This blog is not about a movie with the similar title. It is about the weddings and funerals we have on our ‘plate’ right now.
In Kenya, weddings are a community project. So are funerals. In a church family, it means that everyone is involved in planning, participating, traveling, and also in giving. Weddings and funerals both cost a lot of money. Most people do NOT have an insurance package for such events, or a savings account to draw from, or even a hefty income that can be channeled toward the expenses. So everyone pitches in with contributions and donations.
Part of me does not at all like the fact that each of these events comes along with its own fundraising campaign. It becomes tiresome and draining. But that is a very western, individualistic way of thinking.
The differences around how these events are handled would be as good of a study as any other on the stark cultural contrasts between these two worlds to which I belong (both at the same time?)
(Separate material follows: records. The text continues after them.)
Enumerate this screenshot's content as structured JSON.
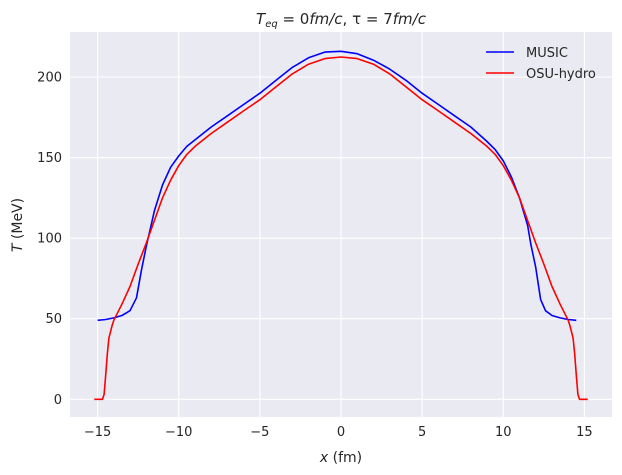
{
  "chart_data": {
    "type": "line",
    "title": "T_eq = 0fm/c, τ = 7fm/c",
    "title_parts": [
      "T",
      "eq",
      " = 0",
      "fm/c",
      ", τ = 7",
      "fm/c"
    ],
    "xlabel": "x (fm)",
    "xlabel_parts": [
      "x",
      " (fm)"
    ],
    "ylabel": "T (MeV)",
    "ylabel_parts": [
      "T",
      " (MeV)"
    ],
    "xlim": [
      -16.7,
      16.7
    ],
    "ylim": [
      -11,
      228
    ],
    "xticks": [
      -15,
      -10,
      -5,
      0,
      5,
      10,
      15
    ],
    "xtick_labels": [
      "−15",
      "−10",
      "−5",
      "0",
      "5",
      "10",
      "15"
    ],
    "yticks": [
      0,
      50,
      100,
      150,
      200
    ],
    "ytick_labels": [
      "0",
      "50",
      "100",
      "150",
      "200"
    ],
    "grid": true,
    "background": "#eaeaf2",
    "legend_position": "top-right",
    "series": [
      {
        "name": "MUSIC",
        "color": "#0000ff",
        "x": [
          -15.0,
          -14.5,
          -14.0,
          -13.5,
          -13.0,
          -12.6,
          -12.3,
          -12.0,
          -11.7,
          -11.5,
          -11.0,
          -10.5,
          -10.0,
          -9.5,
          -9.0,
          -8.0,
          -7.0,
          -6.0,
          -5.0,
          -4.0,
          -3.0,
          -2.0,
          -1.0,
          0.0,
          1.0,
          2.0,
          3.0,
          4.0,
          5.0,
          6.0,
          7.0,
          8.0,
          9.0,
          9.5,
          10.0,
          10.5,
          11.0,
          11.5,
          11.7,
          12.0,
          12.3,
          12.6,
          13.0,
          13.5,
          14.0,
          14.5
        ],
        "y": [
          49,
          49.5,
          50.5,
          52,
          55,
          63,
          80,
          95,
          108,
          117,
          133,
          144,
          151,
          157,
          161,
          169,
          176,
          183,
          190,
          198,
          206,
          212,
          215.5,
          216,
          214.5,
          210.5,
          205,
          198,
          190,
          183,
          176,
          169,
          160,
          155,
          148,
          138,
          125,
          108,
          96,
          82,
          62,
          55,
          52,
          50.5,
          49.5,
          49
        ]
      },
      {
        "name": "OSU-hydro",
        "color": "#ff0000",
        "x": [
          -15.2,
          -14.7,
          -14.6,
          -14.5,
          -14.4,
          -14.3,
          -14.1,
          -14.0,
          -13.5,
          -13.0,
          -12.5,
          -12.0,
          -11.5,
          -11.0,
          -10.5,
          -10.0,
          -9.5,
          -9.0,
          -8.0,
          -7.0,
          -6.0,
          -5.0,
          -4.0,
          -3.0,
          -2.0,
          -1.0,
          0.0,
          1.0,
          2.0,
          3.0,
          4.0,
          5.0,
          6.0,
          7.0,
          8.0,
          9.0,
          9.5,
          10.0,
          10.5,
          11.0,
          11.5,
          12.0,
          12.5,
          13.0,
          13.5,
          14.0,
          14.1,
          14.3,
          14.4,
          14.5,
          14.6,
          14.7,
          15.2
        ],
        "y": [
          0,
          0,
          3,
          15,
          28,
          38,
          46,
          49,
          59,
          70,
          84,
          97,
          111,
          125,
          136,
          145,
          152,
          157,
          165,
          172,
          179,
          186,
          194,
          202,
          208,
          211.5,
          212.5,
          211.5,
          208,
          202,
          194,
          186,
          179,
          172,
          165,
          157,
          152,
          145,
          136,
          125,
          111,
          97,
          84,
          70,
          59,
          49,
          46,
          38,
          28,
          15,
          3,
          0,
          0
        ]
      }
    ]
  }
}
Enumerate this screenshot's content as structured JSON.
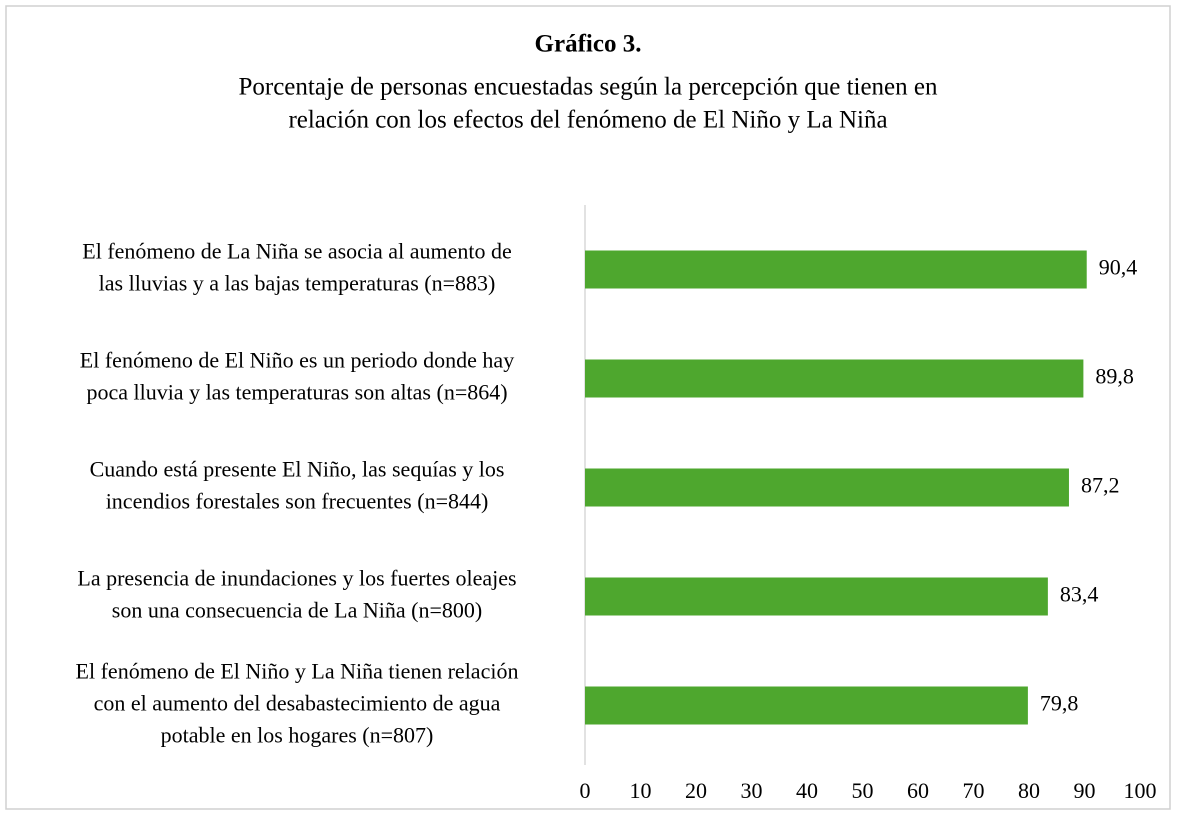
{
  "chart_data": {
    "type": "barh",
    "title": "Gráfico 3.",
    "subtitle": [
      "Porcentaje de personas encuestadas según la percepción que tienen en",
      "relación con los efectos del fenómeno de El Niño y La Niña"
    ],
    "categories": [
      [
        "El fenómeno de La Niña se asocia al aumento de",
        "las lluvias y a las bajas temperaturas (n=883)"
      ],
      [
        "El fenómeno de El Niño es un periodo donde hay",
        "poca lluvia y las temperaturas son altas (n=864)"
      ],
      [
        "Cuando está presente El Niño, las sequías y los",
        "incendios forestales son frecuentes (n=844)"
      ],
      [
        "La presencia de inundaciones y los fuertes oleajes",
        "son una consecuencia de La Niña (n=800)"
      ],
      [
        "El fenómeno de El Niño y La Niña tienen relación",
        "con el aumento del desabastecimiento de agua",
        "potable en los hogares (n=807)"
      ]
    ],
    "values": [
      90.4,
      89.8,
      87.2,
      83.4,
      79.8
    ],
    "value_labels": [
      "90,4",
      "89,8",
      "87,2",
      "83,4",
      "79,8"
    ],
    "color": "#4ea72e",
    "xlim": [
      0,
      100
    ],
    "xticks": [
      0,
      10,
      20,
      30,
      40,
      50,
      60,
      70,
      80,
      90,
      100
    ],
    "grid": false
  }
}
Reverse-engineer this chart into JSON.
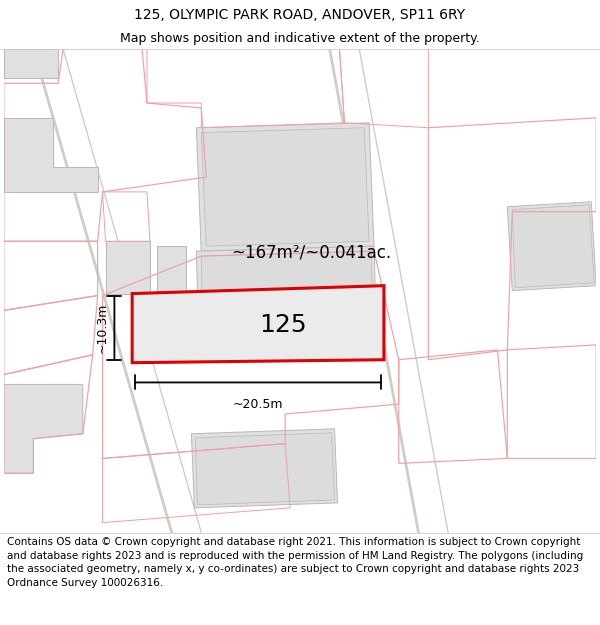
{
  "title_line1": "125, OLYMPIC PARK ROAD, ANDOVER, SP11 6RY",
  "title_line2": "Map shows position and indicative extent of the property.",
  "footer_text": "Contains OS data © Crown copyright and database right 2021. This information is subject to Crown copyright and database rights 2023 and is reproduced with the permission of HM Land Registry. The polygons (including the associated geometry, namely x, y co-ordinates) are subject to Crown copyright and database rights 2023 Ordnance Survey 100026316.",
  "map_bg": "#f9f8f7",
  "bldg_fill": "#e0e0e0",
  "bldg_edge": "#b8b8b8",
  "plot_outline_color": "#f0a0a0",
  "highlight_outline_color": "#dd0000",
  "highlight_fill": "#ebebeb",
  "dim_line_color": "#000000",
  "road_line_color": "#d0ccc8",
  "label_125": "125",
  "area_label": "~167m²/~0.041ac.",
  "dim_width": "~20.5m",
  "dim_height": "~10.3m",
  "title_fontsize": 10,
  "subtitle_fontsize": 9,
  "footer_fontsize": 7.5,
  "header_bg": "#ffffff",
  "footer_bg": "#ffffff"
}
But we’re not doing a cultural study now — writing about African funeral traditions would require a whole book. Yet as I write, DOVE Nairobi will have 3 weddings within 2 months. On the side of funerals, we lost our member Mary Wanjiru to a short illness late in March. This week alone, five congregants have lost a close family member (moms, dads, brothers-in-law). That includes our own brother-in-law.
So needless to say, we are full to overflowing with grieving, celebrating, planning and . . . fund raising!! While it feels like such a strain – too much to handle – it is also a time when the meaning of family, of community, of belonging to one another and of sharing one another’s joys as well as burdens, becomes powerfully real.
I wonder what all that looked like in Acts Chapter 2 days.